実は、私も、高校時代は陸上をやっていて、800mでは1分53秒で走っていました。
その後、アメリカで2回同じようなことをいわれました。
「アメリカの陸上部で十分やれる」と。
1回目は、留学したときに、大学陸上部短距離のアメリカ人に。2回目は、その何年もあと、アメリカの会社に勤めていたときの、同僚に。 2回目の彼の場合は陸上部出身でも、私と同じ専門の中距離ランナー、しかも、NCAAディビジョンIの有名な大学で頑張っていた選手でした。
「お前のタイムなら奨学金もいけたのに、自費なんてもったいない」と言われたときは、お世辞だと思いました。
しかし、年月がたち、スポーツ留学の仕事をする上で、アメリカの高校生向けの書物をいろいろ読みあさり、情報を仕入れていたところ、今回の本に出会いました。
日本のインターハイレベル、場合によっては県上位レベルでもアメリカで十分にやっていける可能性があることがわかりました。スポーツスカラシップインサイダーズガイドによれば、プレイできるだけでなく、さらに、奨学金を受けられる可能性もあるというのです。
アメリカはスポーツが盛んな国です。その分、層がものすごく厚いのです。トップはもちろん、すごいレベルですが、その下にも大きく門戸は広がっており、大きな機会が広がっています。
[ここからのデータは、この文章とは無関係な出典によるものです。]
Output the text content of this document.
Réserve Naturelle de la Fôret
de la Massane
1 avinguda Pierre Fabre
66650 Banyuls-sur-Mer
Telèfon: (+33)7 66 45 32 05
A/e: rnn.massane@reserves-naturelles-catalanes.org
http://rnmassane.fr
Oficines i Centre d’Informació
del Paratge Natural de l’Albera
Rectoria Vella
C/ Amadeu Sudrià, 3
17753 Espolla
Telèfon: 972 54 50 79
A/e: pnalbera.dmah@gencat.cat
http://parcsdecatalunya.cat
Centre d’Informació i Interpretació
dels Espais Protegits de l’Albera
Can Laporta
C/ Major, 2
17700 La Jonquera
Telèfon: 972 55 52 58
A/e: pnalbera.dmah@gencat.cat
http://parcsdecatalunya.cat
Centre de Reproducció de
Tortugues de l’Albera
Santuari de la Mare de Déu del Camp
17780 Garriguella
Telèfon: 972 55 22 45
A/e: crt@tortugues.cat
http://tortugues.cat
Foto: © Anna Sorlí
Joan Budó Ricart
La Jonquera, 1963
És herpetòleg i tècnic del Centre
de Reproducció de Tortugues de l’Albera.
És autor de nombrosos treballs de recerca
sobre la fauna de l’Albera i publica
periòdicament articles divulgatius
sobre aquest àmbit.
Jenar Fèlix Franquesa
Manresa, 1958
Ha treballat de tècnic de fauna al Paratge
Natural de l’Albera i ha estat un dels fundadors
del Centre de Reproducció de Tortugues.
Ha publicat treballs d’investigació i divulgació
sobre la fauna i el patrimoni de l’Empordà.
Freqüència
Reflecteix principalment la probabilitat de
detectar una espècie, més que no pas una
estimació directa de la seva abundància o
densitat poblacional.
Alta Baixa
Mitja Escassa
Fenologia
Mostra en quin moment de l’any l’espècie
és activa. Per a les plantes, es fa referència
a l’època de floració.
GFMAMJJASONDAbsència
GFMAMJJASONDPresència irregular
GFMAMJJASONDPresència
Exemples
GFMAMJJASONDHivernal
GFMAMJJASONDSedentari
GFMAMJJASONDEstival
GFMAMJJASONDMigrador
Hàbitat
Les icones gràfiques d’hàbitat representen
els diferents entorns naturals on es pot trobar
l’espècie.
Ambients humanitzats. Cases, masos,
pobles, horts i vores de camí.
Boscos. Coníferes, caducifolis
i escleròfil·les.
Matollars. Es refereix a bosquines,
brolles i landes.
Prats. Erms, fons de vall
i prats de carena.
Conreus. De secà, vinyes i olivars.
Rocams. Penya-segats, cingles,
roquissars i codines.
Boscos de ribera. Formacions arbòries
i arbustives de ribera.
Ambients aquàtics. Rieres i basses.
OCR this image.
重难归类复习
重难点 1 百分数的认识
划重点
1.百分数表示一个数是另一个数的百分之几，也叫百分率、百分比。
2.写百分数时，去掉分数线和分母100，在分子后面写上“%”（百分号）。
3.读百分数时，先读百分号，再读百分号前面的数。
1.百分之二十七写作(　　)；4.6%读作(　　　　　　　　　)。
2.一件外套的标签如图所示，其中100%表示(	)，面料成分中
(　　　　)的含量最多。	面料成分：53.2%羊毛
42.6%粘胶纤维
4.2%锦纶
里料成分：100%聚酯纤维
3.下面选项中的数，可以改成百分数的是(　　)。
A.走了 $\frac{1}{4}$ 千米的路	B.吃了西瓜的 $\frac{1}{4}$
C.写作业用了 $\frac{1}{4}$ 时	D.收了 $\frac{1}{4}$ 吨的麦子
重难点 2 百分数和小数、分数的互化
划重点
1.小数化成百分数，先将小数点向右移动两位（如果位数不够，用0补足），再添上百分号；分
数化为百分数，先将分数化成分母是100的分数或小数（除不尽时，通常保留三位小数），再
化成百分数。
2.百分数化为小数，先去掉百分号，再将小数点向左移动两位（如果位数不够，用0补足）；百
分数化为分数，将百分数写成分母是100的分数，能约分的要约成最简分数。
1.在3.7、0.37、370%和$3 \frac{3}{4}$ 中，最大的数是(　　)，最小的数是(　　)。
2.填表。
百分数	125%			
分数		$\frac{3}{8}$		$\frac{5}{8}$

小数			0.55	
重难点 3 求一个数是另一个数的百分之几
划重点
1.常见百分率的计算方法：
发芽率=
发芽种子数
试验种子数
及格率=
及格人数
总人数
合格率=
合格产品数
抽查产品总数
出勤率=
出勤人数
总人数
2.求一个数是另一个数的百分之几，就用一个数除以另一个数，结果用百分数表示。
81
そうやって、高校まで芽が出なかった人でも、そこから伸びていく、そういう機会、可能性がある世界なのです。
もちろん、誰もが、伸びるわけではありません。
でも、一番確実にいえるのは、競技をしなければ、それ以上は伸びないということです。
挑戦してみなければ、自分がやれるかどうかはわかりません。
「どうせこれは陸上の話だろう」
そう言われる方もいるかもしれません。
しかし、みなさんですら、これを読む前には、アメリカ人と日本人では体力的に能力的に圧倒的に差があると思っていませんでしたか?
陸上はある意味もっとも単純に体力、運動能力を競うスポーツです。
そこでも、実は意外とマッチアップできるのです。
対等に戦えるのです。
ましてや、こまかい技術や、反復により鍛えられる基礎、駆け引きなどの必要な球技では、よりチャンスがあるのではないでしょうか
これまで部活動で頑張っている人にとってはアメリカは実は、意外と近い世界なのです。
実際、日本人ほど練習している高校生はいないですから。
はじめからあきらめてしまうと、何も進みません。限界の壁をはずしてみてください。一度はずせば、そこには、可能性が無限に広がります。得てして限界は自分が勝手に決めてしまうことが良くあります。これはなんでもそうです。
そこからはじめてみてください。